Ajuster le montant des indemnités
Eybens a également fait un geste en renonçant à percevoir les 15 % de majoration de l’enveloppe indemnitaire à laquelle elle avait droit en 2020. A Saint-Loup-des-Chaumes, Philippe Moisson a aussi renoncé à percevoir une revalorisation de son indemnité de maire (de 695 € à 1041 € bruts mensuels). « Je ne l’ai pas appliquée pour des raisons liées au budget de la commune », explique-t-il. L’augmentation aurait coûté 18 000 € par an sur un budget de 200 000 €. En y renonçant, le maire préserve un petit excédent budgétaire en section de fonctionnement qui demeure un des rares moyens pour cette petite commune de dégager une capacité d’investissement (20 000 à 30 000 € par an). Quant à la revalorisation par la DPEL, censée compenser, c’est un leurre : si Philippe Moisson avait revalorisé les indemnités municipales, sa DPEL aurait augmenté de 3 000 € à 5 000 € , laissant à la commune une charge nette de 13 000 €.

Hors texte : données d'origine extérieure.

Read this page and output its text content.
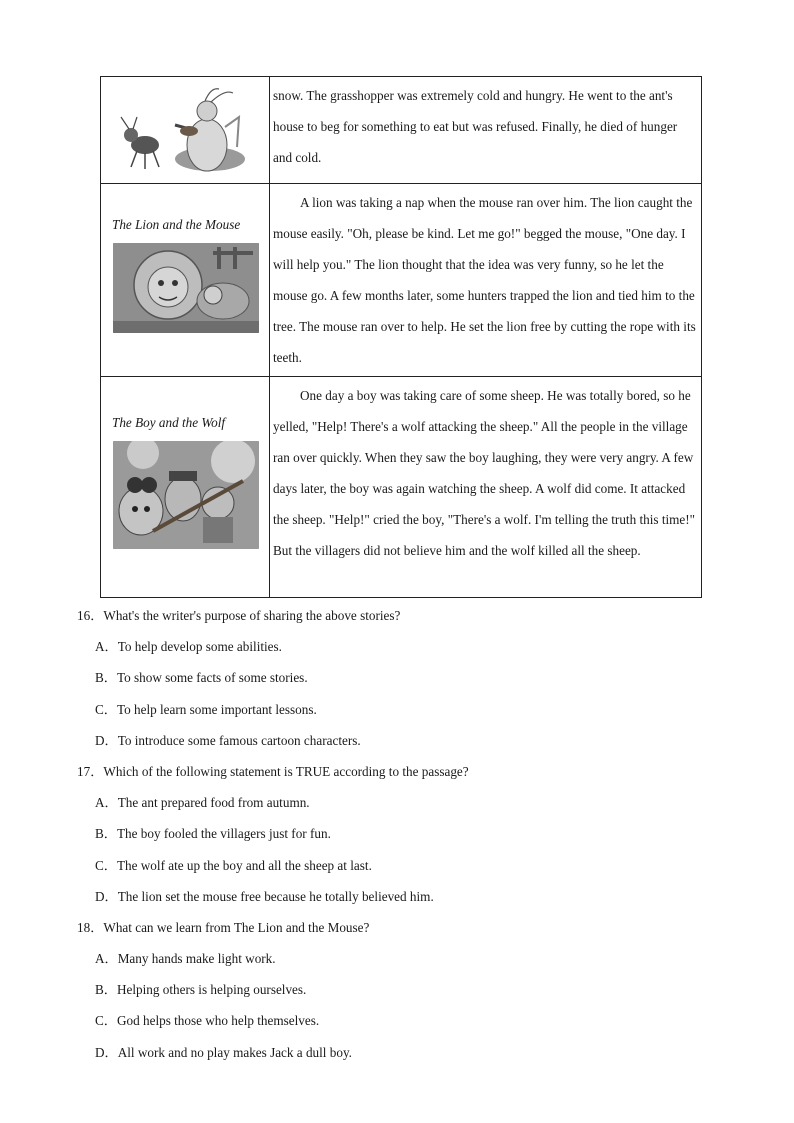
snow. The grasshopper was extremely cold and hungry. He went to the ant's house to beg for something to eat but was refused. Finally, he died of hunger and cold.

The Lion and the Mouse	A lion was taking a nap when the mouse ran over him. The lion caught the mouse easily. "Oh, please be kind. Let me go!" begged the mouse, "One day. I will help you." The lion thought that the idea was very funny, so he let the mouse go. A few months later, some hunters trapped the lion and tied him to the tree. The mouse ran over to help. He set the lion free by cutting the rope with its teeth.

The Boy and the Wolf	One day a boy was taking care of some sheep. He was totally bored, so he yelled, "Help! There's a wolf attacking the sheep." All the people in the village ran over quickly. When they saw the boy laughing, they were very angry. A few days later, the boy was again watching the sheep. A wolf did come. It attacked the sheep. "Help!" cried the boy, "There's a wolf. I'm telling the truth this time!" But the villagers did not believe him and the wolf killed all the sheep.
16．What's the writer's purpose of sharing the above stories?
A．To help develop some abilities.
B．To show some facts of some stories.
C．To help learn some important lessons.
D．To introduce some famous cartoon characters.
17．Which of the following statement is TRUE according to the passage?
A．The ant prepared food from autumn.
B．The boy fooled the villagers just for fun.
C．The wolf ate up the boy and all the sheep at last.
D．The lion set the mouse free because he totally believed him.
18．What can we learn from The Lion and the Mouse?
A．Many hands make light work.
B．Helping others is helping ourselves.
C．God helps those who help themselves.
D．All work and no play makes Jack a dull boy.
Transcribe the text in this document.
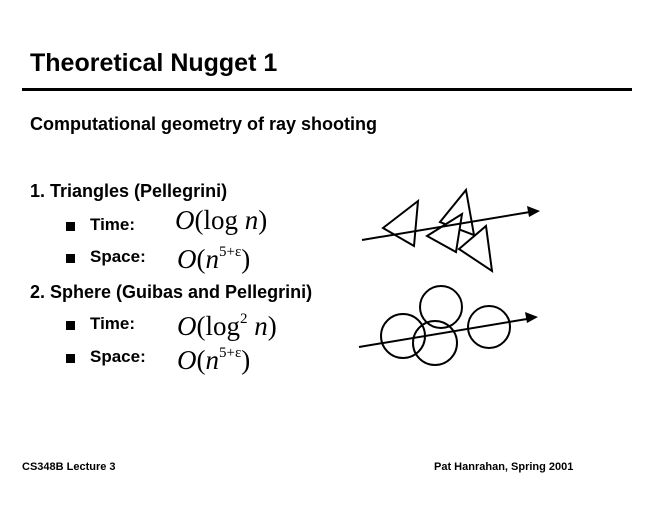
Theoretical Nugget 1
Computational geometry of ray shooting
1. Triangles (Pellegrini)
Time: O(log n)
Space: $O(n^{5+\varepsilon})$
2. Sphere (Guibas and Pellegrini)
Time: $O(\log^2$ n)
Space: $O(n^{5+\varepsilon})$
CS348B Lecture 3	Pat Hanrahan, Spring 2001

Par ailleurs, dans un contexte économique pesant sur le pouvoir d’achat de la population, certains maires ne voient pas d’autre choix que de faire un geste sur le montant de leur indemnité. Comme Patrick Morel, maire de Réaumont (Isère, 1 029 habitants,). En avril 2022, il a baissé la sienne de 2 007 € à 1 517 €. « Ce fût une décision collégiale de ma part, des adjoints (leur indemnité a été réduite de 187 €) et des conseillers, car on avait augmenté les impôts de 11 % », explique-t-il. Un choix contraint par la disparition, insuffisamment compensée, de la taxe d’habitation. « Les gens n’étaient pas contents car leurs salaires n’augmentaient pas de 11 % », résume le maire, qui a opté pour une diminution de 22 % même si, « par rapport au temps de travail les samedis, les dimanches et le soir, c’est un peu juste », concède-t-il.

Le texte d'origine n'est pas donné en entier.